The political economy of the Left has always aimed at combining social justice and economic efficiency.footnote1 The goals have not changed, but the best way to achieve them has increasingly come under scrutiny. For most of the twentieth century, the favoured means has been a single measure, the common ownership of the means of production. Common ownership has meant many things. Within the Marxist tradition an important distinction was always drawn between socialization and nationalization. The former meant cooperative production while the latter signified state capitalism. Other socialist traditions also supported many different forms of common ownership. But increasingly common ownership came to be equated with state ownership, especially after democratic franchises had bestowed the mantle of popular legitimacy on state executives, and this became the accepted definition of what socialism meant in practice for both its friends and its enemies.footnote2

The importance attached to common ownership in socialist thought derived from the association of ownership with the distribution of wealth and power. Changing ownership was the key to economic and social transformation. The main challenge to this perspective came from social democrats who downplayed the importance of changing ownership for realizing socialist goals. One reason for this change was the success of Keynesianism in offering governments a technique for managing capitalism without taking industry into public ownership.footnote3 A second was the trend towards the separation of ownership and control in capitalist firms, first noted by Marx and analyzed in the 1930s by Berle and Means, which appeared to make legal ownership much less significant.footnote4

In the last twenty years regimes based on central planning have collapsed, state ownership has been in retreat, and even Keynesianism has been widely discredited as a reliable tool for steering capitalist economies. The Left has been widely perceived to be bereft of clear ideas or direction in its economic thinking. Faith in nationalization to deliver either efficiency or social justice has withered, while Keynesianism is no longer thought capable of guaranteeing full employment and prosperity or underpinning a redistributive welfare state. Privatization and deregulated markets rule in their place.
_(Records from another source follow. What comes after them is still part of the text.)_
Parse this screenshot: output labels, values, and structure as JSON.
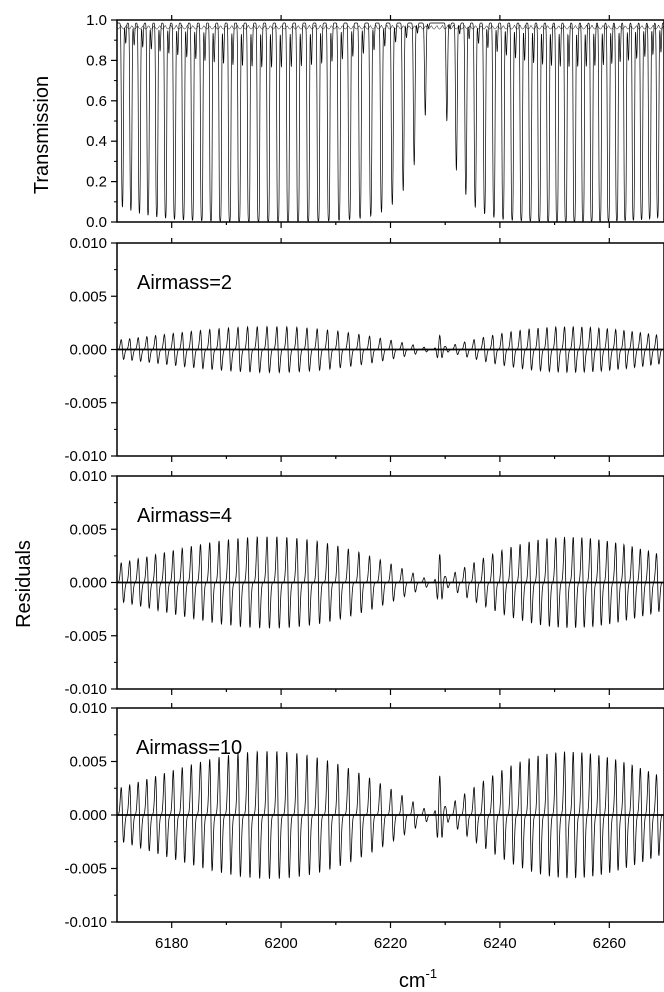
{
  "chart_data": [
    {
      "type": "line",
      "panel": "transmission",
      "ylabel": "Transmission",
      "xlim": [
        6170,
        6270
      ],
      "ylim": [
        0.0,
        1.0
      ],
      "yticks": [
        "0.0",
        "0.2",
        "0.4",
        "0.6",
        "0.8",
        "1.0"
      ],
      "xticks": [
        6180,
        6200,
        6220,
        6240,
        6260
      ],
      "grid": false,
      "description_values": {
        "baseline": 0.98,
        "band_center": 6225,
        "min_transmission": 0.0,
        "p_branch_range": [
          6172,
          6227
        ],
        "r_branch_range": [
          6229,
          6268
        ]
      }
    },
    {
      "type": "line",
      "panel": "residuals",
      "label": "Airmass=2",
      "xlim": [
        6170,
        6270
      ],
      "ylim": [
        -0.01,
        0.01
      ],
      "yticks": [
        "-0.010",
        "-0.005",
        "0.000",
        "0.005",
        "0.010"
      ],
      "xticks": [
        6180,
        6200,
        6220,
        6240,
        6260
      ],
      "amplitude": 0.0022,
      "grid": false
    },
    {
      "type": "line",
      "panel": "residuals",
      "label": "Airmass=4",
      "xlim": [
        6170,
        6270
      ],
      "ylim": [
        -0.01,
        0.01
      ],
      "yticks": [
        "-0.010",
        "-0.005",
        "0.000",
        "0.005",
        "0.010"
      ],
      "xticks": [
        6180,
        6200,
        6220,
        6240,
        6260
      ],
      "amplitude": 0.0044,
      "grid": false
    },
    {
      "type": "line",
      "panel": "residuals",
      "label": "Airmass=10",
      "xlim": [
        6170,
        6270
      ],
      "ylim": [
        -0.01,
        0.01
      ],
      "yticks": [
        "-0.010",
        "-0.005",
        "0.000",
        "0.005",
        "0.010"
      ],
      "xticks": [
        6180,
        6200,
        6220,
        6240,
        6260
      ],
      "amplitude": 0.0061,
      "grid": false
    }
  ],
  "shared": {
    "residuals_label": "Residuals",
    "x_title": "cm",
    "x_title_superscript": "-1"
  }
}
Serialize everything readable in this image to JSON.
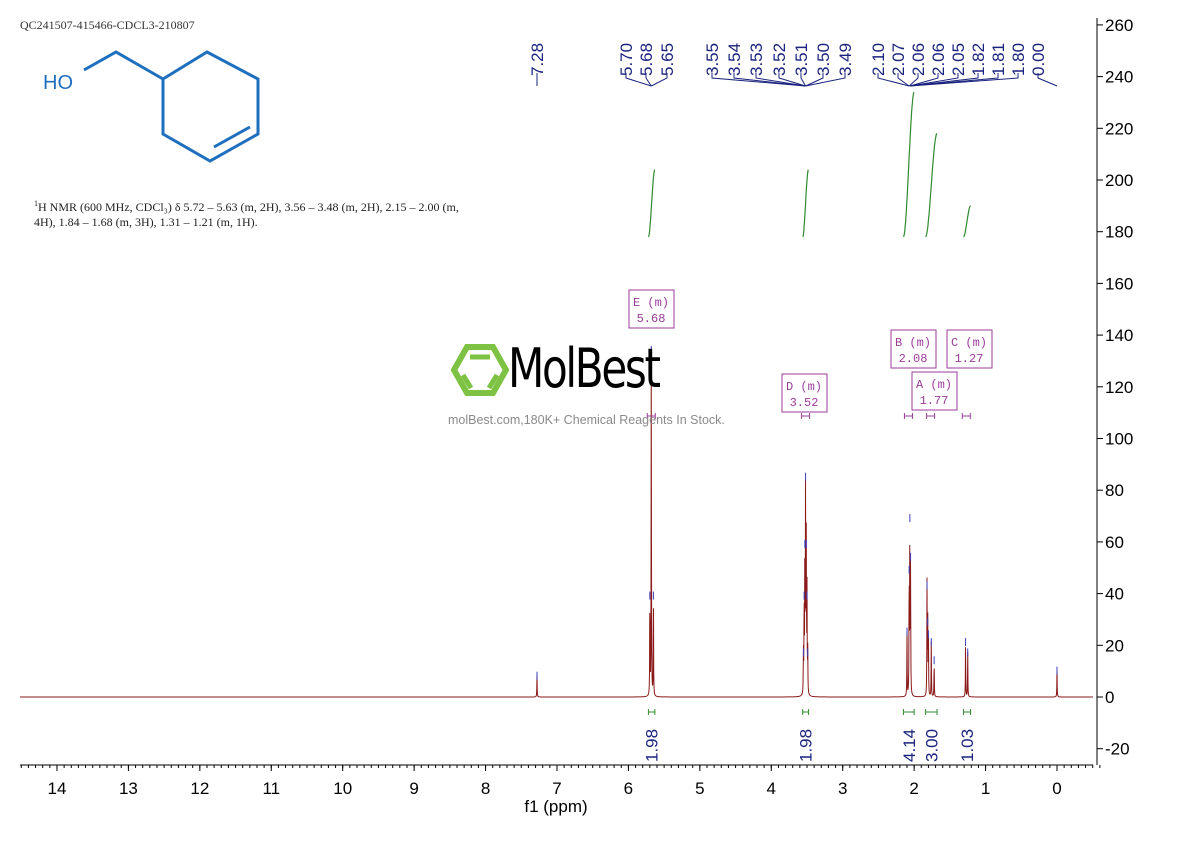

The rebuilding of a political economy for the Left has to come to terms with these developments and needs to reassess the nature of ownership in modern capitalist economies. There is a strong case for experiments with new forms of common ownership, and a need for the Left to restate the case for some forms of public ownership, but even more important is the need for the Left to develop a distinctive approach to private ownership. It is with this second agenda that this article is concerned.

In Britain there has long been a revisionist strand in the Labour Party which has rejected the traditional commitment to common ownership, but it has been generally uninterested in the question of private ownership. Similarly New Labour’s decision to redraft Clause iv of the Party constitution and drop the commitment to common ownership only reflected what had long been the Party’s practice,footnote5 but it was not accompanied by any acknowledgement of the need to rethink other forms of ownership. Marxists have rightly continued to emphasize the importance of ownership for a left political economy but have generally failed to perceive the potential of new forms of private ownership, and have continued to think exclusively in terms of common ownership, while social democrats have rejected common ownership, but also the Marxist insight that ownership matters vitally to the way in which economies perform. This combination has been disabling and has led to a lack of clear thinking about how to pursue egalitarian objectives within a market economy.

In this article, we argue that the project of an egalitarian market economy should be the foundation of left political economy. In recent years some intellectuals on the Left have supported the role of markets as a (comparatively) efficient mechanism for allocating scarce resources but argue that this should still be combined with full public ownership of productive assets. Such proposals would not however realize the full potential of an egalitarian market economy. We argue that, in seeking to pursue efficiency and greater equality, a left programme should promote the broadest possible individual ownership of productive assets as well as new collective ways of monitoring and controlling the ways in which they are managed.

Such a programme combines a baseline approach to distributive justice and an associative approach to the exercise of rights of control over productive assets, involving new roles for firms, unions, pension funds and other organizations. Within a baseline approach, priority would be given to the initial endowments of resources and capacities of individuals rather than final outcomes. It implies a starting-gate rather than end-state approach to redistribution. The aim is to ensure that in resource terms everyone has a baseline level of income and wealth. Such redistribution could be achieved through a wide variety of measures to provide a basic income and spread the possession of wealth.